Нет, уже лучше я приеду.
- Нет, здесь, может быть, нельзя было б и говорить. И, во всяком
случае, маменька стала бы подозревать. Нет, лучше так, как я вздумала. У
меня есть такой густой вуаль, что никто не узнает.
- А что же, и в самом деле, кажется, это можно. Дайте подумать.
- Некогда думать. Маменька может войти каждую минуту. Где живет эта
дама?
- В Галерной, подле моста.
- Во сколько часов вы будете у нее?
- Она назначила в двенадцать.
- С двенадцати я буду сидеть на Конногвардейском бульваре, на последней
скамье того конца, который ближе к мосту. Я сказала, что на мне будет густой
вуаль. Но вот вам примета: я буду держать в руке сверток нот.

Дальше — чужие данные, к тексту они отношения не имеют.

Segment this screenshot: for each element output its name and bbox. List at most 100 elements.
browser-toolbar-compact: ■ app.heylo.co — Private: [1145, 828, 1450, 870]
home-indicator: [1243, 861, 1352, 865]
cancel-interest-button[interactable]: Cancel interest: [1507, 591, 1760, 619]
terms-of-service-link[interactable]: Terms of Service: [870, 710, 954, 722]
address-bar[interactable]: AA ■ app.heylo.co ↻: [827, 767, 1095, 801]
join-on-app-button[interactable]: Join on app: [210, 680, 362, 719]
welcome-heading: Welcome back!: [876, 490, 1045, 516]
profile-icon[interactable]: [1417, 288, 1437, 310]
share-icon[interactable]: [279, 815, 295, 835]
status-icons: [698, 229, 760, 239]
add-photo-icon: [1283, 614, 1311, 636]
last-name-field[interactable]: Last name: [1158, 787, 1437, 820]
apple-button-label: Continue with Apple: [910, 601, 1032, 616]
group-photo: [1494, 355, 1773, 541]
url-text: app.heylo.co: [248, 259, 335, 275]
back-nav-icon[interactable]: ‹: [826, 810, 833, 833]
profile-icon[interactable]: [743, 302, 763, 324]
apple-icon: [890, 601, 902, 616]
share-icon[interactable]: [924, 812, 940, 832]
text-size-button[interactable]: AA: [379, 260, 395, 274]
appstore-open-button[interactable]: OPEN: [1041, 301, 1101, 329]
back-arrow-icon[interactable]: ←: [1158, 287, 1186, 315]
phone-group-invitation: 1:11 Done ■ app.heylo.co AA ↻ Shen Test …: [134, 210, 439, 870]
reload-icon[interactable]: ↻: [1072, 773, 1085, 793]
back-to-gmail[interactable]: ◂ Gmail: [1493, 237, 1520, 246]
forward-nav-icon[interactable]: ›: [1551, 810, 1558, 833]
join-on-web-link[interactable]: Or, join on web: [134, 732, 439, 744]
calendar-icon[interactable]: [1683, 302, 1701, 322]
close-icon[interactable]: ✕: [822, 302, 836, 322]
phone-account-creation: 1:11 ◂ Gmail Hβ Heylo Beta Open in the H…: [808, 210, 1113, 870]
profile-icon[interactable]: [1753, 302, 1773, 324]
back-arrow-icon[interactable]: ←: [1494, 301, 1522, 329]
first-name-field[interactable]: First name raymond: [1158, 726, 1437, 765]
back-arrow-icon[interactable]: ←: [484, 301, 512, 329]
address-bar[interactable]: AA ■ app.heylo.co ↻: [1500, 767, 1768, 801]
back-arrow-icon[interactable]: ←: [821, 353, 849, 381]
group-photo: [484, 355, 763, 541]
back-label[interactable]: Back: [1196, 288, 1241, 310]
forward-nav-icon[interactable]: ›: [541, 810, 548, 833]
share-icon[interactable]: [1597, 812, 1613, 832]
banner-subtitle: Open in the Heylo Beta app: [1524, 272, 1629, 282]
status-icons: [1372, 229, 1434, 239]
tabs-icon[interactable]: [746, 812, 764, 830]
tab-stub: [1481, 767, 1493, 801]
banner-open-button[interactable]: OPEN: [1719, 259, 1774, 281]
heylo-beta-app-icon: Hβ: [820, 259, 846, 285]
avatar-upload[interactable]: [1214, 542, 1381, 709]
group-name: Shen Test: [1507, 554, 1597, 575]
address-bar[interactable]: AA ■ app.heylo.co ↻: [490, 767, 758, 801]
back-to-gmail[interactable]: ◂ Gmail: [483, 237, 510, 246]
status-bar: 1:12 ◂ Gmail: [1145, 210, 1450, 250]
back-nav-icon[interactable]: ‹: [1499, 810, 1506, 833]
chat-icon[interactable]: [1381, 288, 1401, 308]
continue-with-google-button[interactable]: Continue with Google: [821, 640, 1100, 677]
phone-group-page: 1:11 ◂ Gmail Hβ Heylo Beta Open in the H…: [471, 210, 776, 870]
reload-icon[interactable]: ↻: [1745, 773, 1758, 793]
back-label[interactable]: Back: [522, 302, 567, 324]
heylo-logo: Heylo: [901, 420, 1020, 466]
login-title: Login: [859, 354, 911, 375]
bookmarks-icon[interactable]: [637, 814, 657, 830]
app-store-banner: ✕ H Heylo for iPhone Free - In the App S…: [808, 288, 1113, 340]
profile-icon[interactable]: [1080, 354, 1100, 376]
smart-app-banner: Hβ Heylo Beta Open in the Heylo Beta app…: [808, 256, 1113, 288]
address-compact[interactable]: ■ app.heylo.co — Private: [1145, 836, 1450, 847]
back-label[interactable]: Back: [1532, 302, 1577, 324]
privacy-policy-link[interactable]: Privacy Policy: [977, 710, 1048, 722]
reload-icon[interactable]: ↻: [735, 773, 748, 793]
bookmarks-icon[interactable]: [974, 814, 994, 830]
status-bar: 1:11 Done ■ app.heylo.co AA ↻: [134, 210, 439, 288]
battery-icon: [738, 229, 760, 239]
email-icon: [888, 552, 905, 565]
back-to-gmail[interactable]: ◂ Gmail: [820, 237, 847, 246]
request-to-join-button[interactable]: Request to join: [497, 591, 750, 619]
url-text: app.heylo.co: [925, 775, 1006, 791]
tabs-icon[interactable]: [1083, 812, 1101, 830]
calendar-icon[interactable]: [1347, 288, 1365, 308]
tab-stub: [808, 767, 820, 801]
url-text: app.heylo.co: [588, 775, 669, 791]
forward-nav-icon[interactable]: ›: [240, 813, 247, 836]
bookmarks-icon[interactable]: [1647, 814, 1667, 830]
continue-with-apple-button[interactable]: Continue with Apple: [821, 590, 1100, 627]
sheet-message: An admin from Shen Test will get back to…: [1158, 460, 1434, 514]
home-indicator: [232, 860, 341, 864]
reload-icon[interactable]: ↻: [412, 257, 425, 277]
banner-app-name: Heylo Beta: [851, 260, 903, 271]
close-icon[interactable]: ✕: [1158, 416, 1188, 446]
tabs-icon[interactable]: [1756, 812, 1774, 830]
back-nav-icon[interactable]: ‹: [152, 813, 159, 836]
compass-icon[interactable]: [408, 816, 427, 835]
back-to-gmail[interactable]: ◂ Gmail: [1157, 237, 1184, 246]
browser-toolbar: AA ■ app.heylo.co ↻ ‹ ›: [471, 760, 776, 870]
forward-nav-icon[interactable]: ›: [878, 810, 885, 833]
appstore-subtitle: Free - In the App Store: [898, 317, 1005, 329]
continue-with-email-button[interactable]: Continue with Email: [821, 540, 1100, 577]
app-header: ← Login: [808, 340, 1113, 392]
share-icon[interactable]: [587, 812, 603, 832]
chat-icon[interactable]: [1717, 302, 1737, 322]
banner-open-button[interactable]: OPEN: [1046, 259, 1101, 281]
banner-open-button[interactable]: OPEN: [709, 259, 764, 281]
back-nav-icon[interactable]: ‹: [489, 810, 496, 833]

Если меня еще
не будет, значит, меня задержали... Но вы садитесь на эту скамью и ждите. Я
могу опоздать, но буду непременно. Как я хорошо придумала! Как я вам
благодарна! Как я буду счастлива! Что ваша невеста,/Дмитрий Сергеич? Вы уж
разжалованы из друзей в Дмитрия Сергеича. Как я рада, как я рада! - Верочка
побежала к фортепьяно и начала играть.
- Друг мой, какое унижение искусства! Какая порча вашего вкуса! Оперы
брошены для галопов!
- Брошены, брошены!
Через несколько минут вошла Марья Алексевна. Дмитрий Сергеич поиграл с
нею в преферанс вдвоем, сначала выигрывал, потом дал отыграться, даже
проиграл 35 копеек, - это в первый раз снабдил он ее торжеством и, уходя,
оставил ее очень довольною, - не деньгами, а собственно торжеством: есть
чисто идеальные радости у самых погрязших в материализме сердец, чем и
доказывается, что материалистическое объяснение жизни неудовлетворительно.
XII. Первый сон Верочки
B снится Верочке сон.
Снится ей, что она заперта в сыром, темном подвале. И вдруг дверь
растворилась, и Верочка очутилась в поле, бегает, резвится и думает: "как же
это я могла не умереть в подвале?" - "это потому, что я не видала поля; если
бы я видала его, я бы умерла в подвале", - и опять бегает, резвится. Снится
ей, что она разбита параличом, и она думает: "как же это я разбита
параличом? Это бывают разбиты старики, старухи, а молодые девушки не
бывают". - "бывают, часто бывают, - говорит чей-то незнакомый голос, - а ты
теперь будешь здорова, вот только я коснусь твоей руки, - видишь, ты уж и
здорова, вставай же". - Кто ж это говорит? - А как стало легко! - вся
болезнь прошла, - и Верочка встала, идет, бежит, и опять на поле, и опять
резвится, бегает, и опять думает: "как же это я могла переносить паралич?" -
"это потому, что я родилась в параличе, не знала, как ходят и бегают; а если
б знала, не перенесла бы", - и бегает, резвится. А вот идет по полю девушка,
- как странно! - и лицо, и походка, все меняется, беспрестанно меняется в
ней; вот она англичанка, француженка, вот она уж немка, полячка, вот стала и
русская, опять англичанка, опять немка, опять русская, - как же это у ней
все одно лицо? Ведь англичанка не похожа на француженку, немка на русскую, а
у ней и меняется лицо, и все одно лицо, - какая странная! И выражение лица
беспрестанно меняется: какая кроткая! какая сердитая!